24. Though the award, being patently illegal, deserves to be set aside under Section 34(2A) of the Arbitration Act, we are of the opinion that doing so would not be in the interest of justice, given the fact that the parties have been litigating since the year 2012. Setting aside the award at this stage would mean that they would again have to start afresh. As was pointed out in Gayatri Balasamy (supra), when setting aside an award would impose significant hardship and lead to unnecessary delay, it would be open to the Court to modify the award within the guardrails stipulated in the said judgment. Further, it was also held therein that this Court’s power under Article 142 of the Constitution can be used to effect substantial justice between the parties instead of relegating them to a fresh round of litigation. We, therefore, exercise our power under Article 142 of the Constitution so as to give a quietus to the dispute between the parties in the light of what has been stated hereinabove.

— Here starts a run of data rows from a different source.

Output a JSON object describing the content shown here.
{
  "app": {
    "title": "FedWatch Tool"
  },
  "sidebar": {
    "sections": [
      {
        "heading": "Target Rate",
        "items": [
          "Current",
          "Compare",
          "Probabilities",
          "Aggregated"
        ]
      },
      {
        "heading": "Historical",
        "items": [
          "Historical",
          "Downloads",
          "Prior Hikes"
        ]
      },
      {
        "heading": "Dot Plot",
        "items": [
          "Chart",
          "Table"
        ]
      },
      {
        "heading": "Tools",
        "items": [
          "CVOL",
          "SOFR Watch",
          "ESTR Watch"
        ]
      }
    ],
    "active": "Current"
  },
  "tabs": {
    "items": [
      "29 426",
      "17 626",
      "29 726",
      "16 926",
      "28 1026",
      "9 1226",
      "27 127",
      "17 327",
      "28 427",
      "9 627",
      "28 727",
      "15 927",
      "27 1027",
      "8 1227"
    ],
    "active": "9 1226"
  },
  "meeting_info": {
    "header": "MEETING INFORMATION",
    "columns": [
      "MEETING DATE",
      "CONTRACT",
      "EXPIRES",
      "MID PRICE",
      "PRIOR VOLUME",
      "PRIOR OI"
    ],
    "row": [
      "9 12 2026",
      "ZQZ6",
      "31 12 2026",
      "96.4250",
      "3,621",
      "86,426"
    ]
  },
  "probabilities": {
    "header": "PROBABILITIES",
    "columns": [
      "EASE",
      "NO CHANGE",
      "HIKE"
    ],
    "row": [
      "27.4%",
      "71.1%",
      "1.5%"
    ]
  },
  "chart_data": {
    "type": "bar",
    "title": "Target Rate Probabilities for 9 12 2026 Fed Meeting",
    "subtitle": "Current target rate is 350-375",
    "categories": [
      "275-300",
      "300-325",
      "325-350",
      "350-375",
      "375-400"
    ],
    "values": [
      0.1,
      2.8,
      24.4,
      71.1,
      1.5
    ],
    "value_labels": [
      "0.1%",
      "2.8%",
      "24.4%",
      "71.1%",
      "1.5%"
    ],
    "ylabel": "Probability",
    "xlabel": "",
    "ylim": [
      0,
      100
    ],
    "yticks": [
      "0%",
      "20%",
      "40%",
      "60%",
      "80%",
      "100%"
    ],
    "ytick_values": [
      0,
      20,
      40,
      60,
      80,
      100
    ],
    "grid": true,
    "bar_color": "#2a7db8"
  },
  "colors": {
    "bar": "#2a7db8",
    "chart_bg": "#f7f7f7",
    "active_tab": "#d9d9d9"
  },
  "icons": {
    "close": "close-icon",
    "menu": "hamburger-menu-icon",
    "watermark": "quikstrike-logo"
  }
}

25. In consequence, the appellants are held entitled to penalty of Rs.6,30,000/- and the respondents are held entitled to refund of Rs.81,92,400/-. Deducting Rs.6,30,000/- payable to the appellants therefrom, the amount payable to the respondents would be Rs.75,62,400/-. As a sum of Rs.50,00,000/- has already been disbursed to them, pursuant to the order passed by this Court in the present appeals, the balance payable by the appellants to the respondents is Rs.25,62,400/-. No interest can be claimed by either party on the amounts payable to them.
The appeals are disposed of in the aforestated terms.
Parties shall bear their own costs.
Pending applications stand disposed of.